Laureled in poison ivy, their blood slows down
like the xylem and phloem of imperial Rome
wintering north of the Danube or Ovid in exile
on the Sarmatian shores of the Black Sea,
waiting for the Ister to freeze like a meat locker
while a tryst of sorrows pleads to be forgiven
for the joys they once took in living life erotically
as if frost-bitten toes were as close as he
were going to get to Augustan purple in his afterlife.

I wonder what my eyes have contributed to the stars,
what might have been added to their shining over the years
I’ve looked up at them, if anything at all,
in this inter-reflecting hall of incommensurable mirrors
warped by the mirages of my frozen tears
in this desert of snow grinding them into lenses.

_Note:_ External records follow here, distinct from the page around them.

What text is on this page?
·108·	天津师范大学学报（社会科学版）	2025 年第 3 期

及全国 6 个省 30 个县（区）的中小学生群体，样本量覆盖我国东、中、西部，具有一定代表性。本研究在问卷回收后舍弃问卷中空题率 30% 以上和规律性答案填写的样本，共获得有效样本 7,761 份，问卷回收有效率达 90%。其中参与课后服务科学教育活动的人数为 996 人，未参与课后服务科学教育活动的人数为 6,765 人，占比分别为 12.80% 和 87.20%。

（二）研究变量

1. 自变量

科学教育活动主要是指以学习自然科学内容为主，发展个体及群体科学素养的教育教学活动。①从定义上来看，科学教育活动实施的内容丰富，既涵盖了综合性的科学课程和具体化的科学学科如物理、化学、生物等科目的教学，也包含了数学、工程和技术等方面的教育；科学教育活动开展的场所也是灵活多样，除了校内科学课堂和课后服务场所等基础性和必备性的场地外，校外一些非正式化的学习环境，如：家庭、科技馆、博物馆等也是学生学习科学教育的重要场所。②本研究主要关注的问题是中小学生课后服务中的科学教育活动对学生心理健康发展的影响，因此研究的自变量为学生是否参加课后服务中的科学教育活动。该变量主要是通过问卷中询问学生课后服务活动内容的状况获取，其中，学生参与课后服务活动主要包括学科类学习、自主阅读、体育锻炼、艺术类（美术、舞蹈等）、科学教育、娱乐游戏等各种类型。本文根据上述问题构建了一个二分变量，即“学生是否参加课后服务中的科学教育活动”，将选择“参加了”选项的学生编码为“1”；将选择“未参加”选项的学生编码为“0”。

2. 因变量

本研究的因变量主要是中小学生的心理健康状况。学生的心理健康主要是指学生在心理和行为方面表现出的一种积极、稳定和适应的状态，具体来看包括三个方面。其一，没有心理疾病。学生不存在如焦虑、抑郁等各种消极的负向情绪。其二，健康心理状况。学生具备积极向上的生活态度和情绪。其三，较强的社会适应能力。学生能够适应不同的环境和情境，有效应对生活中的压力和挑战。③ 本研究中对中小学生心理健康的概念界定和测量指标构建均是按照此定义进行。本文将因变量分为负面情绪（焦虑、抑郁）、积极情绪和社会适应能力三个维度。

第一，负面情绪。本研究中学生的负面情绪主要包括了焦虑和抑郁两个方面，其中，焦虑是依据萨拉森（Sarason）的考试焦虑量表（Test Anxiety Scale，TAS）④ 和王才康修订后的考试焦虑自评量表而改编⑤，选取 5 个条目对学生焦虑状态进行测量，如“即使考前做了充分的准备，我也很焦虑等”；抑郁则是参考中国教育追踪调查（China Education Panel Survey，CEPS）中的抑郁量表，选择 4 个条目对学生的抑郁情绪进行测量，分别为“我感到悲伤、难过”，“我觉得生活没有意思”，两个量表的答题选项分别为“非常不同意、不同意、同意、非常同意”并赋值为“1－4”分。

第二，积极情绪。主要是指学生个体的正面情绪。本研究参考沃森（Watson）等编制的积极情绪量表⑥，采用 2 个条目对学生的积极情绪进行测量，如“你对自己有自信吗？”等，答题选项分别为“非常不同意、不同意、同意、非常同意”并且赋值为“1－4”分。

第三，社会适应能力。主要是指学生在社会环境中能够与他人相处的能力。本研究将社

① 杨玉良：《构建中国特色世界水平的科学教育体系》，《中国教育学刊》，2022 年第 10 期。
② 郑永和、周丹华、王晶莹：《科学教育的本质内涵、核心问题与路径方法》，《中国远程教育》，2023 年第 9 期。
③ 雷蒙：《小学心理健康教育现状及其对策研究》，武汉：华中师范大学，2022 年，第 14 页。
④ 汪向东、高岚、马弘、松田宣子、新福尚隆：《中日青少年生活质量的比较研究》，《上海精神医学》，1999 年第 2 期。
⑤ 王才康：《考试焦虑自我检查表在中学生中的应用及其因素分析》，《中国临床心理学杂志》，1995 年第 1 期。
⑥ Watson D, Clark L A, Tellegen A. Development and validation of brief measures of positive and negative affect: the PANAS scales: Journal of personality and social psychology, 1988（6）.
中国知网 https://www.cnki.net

Clear. Cold. Far things brought near out of the darkness
like moths and stars into the more intimate fires
of my heart. Per ardua ad astra, I reach for the stars,
the lamps and the urns, the eagles and swans,
and they scatter my ashes like a snow squall
along the Milky Way disappearing into a black hole
in a mindstream of its own like images of this occult art
of reviving my life by returning it to deeper, darker waters.